Ari Wald, head of technical analysis at Oppenheimer, says trading in bank stocks could remain "jerky," but he thinks JPMorgan is one of the top picks of the group. 

"We're specifically recommending JPMorgan over Wells Fargo from an industry-neutral viewpoint. The key here is that JPMorgan has been leading versus its peers and Wells has been lagging. Stick with the relative strength, stick with the leadership and JPMorgan," Wald said on CNBC's "Trading Nation" on Monday. 

JPMorgan stock has declined 36% this year, though the KBE bank ETF has dropped an even sharper 44%. Wells Fargo has performed slightly worse, falling 46%. 

Dimon also said in Monday's letter that the company might consider pulling back on its dividend if the economic fallout shakes out even worse than anticipated. Nancy Tengler, chief investment officer at Laffer Tengler Investments, doesn't expect the worst. 

"I don't like to be on the other side of very smart people. [Former Federal Reserve chair] Janet Yellen was calling for that again [Monday]," Tengler said during the same segment. "I don't think they should. The banks' balance sheets are in much stronger shape than they were going into the Great Recession. JPMorgan is at an A-minus with stable credit outlook and a free cash flow yield of 4%."

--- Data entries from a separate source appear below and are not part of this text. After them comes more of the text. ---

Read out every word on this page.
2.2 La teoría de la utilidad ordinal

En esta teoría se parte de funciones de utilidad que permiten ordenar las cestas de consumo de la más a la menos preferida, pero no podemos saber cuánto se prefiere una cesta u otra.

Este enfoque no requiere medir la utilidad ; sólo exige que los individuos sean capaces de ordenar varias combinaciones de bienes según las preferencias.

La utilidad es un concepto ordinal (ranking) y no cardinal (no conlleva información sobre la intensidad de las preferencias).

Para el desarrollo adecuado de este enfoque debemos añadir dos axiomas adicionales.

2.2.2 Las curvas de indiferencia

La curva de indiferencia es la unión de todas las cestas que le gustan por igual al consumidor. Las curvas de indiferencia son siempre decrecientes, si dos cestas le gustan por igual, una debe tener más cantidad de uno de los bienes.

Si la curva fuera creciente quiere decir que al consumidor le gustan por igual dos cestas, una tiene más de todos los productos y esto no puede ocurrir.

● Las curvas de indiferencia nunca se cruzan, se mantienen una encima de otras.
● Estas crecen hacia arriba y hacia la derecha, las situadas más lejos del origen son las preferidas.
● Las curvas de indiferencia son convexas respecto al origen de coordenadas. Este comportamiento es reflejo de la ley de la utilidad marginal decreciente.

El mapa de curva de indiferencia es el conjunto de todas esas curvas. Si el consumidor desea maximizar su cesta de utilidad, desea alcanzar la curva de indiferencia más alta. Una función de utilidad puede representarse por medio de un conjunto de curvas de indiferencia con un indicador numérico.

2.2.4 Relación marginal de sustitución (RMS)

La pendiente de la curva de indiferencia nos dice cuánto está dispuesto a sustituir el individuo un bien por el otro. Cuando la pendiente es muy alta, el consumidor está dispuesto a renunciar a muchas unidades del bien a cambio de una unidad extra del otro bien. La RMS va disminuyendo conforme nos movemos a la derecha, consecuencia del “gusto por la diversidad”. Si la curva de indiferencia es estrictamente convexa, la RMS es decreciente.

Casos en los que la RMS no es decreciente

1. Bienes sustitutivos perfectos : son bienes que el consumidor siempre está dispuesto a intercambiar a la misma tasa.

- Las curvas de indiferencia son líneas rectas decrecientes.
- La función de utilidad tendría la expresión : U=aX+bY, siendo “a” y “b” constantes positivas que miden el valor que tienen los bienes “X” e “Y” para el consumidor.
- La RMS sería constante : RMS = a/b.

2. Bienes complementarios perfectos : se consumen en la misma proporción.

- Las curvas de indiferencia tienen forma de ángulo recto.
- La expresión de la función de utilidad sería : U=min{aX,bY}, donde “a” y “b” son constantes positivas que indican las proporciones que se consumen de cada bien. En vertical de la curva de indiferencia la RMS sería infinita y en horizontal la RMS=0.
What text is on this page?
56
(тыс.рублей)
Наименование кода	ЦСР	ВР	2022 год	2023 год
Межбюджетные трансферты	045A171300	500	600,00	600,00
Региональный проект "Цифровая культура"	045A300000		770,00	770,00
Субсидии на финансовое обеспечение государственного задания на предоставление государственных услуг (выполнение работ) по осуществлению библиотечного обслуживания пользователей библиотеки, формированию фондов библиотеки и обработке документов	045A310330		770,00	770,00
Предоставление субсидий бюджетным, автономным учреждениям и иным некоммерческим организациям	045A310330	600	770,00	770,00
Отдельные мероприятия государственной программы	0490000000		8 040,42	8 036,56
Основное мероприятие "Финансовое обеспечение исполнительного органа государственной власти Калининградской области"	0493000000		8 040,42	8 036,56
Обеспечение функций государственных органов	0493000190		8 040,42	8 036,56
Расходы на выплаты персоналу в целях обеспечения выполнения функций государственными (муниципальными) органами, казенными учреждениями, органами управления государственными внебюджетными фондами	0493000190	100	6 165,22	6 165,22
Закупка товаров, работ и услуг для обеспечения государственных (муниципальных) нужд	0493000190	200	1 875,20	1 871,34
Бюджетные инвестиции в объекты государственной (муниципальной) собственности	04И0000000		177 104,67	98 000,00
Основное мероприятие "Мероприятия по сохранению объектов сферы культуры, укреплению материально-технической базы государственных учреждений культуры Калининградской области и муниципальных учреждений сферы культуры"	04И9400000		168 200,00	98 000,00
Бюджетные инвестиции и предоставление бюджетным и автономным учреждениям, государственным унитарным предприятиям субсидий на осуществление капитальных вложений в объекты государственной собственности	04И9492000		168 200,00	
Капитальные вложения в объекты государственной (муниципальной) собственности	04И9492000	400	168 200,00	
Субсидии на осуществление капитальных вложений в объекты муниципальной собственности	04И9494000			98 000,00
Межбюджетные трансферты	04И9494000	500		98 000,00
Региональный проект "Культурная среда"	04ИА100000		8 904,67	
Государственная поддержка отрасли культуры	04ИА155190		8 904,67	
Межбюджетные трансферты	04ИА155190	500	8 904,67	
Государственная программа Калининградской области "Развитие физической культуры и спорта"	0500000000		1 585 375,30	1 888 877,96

JPMorgan's 4% yield is roughly in line with the KBE ETF and higher than the S&P 500's 2.2% yield. 

"I thought it was prudent of [Dimon] to talk about the potential for reserving the dividend, as something they would be willing to sacrifice if things got significantly worse, but he also admitted it really wouldn't contribute meaningfully to the equity capital base," Tengler said. "You want to own the leaders, because a lot of this is uncertain, and the best managed companies — and that's clearly JPMorgan."

Disclosure: Laffer Tengler Investments holds JPMorgan.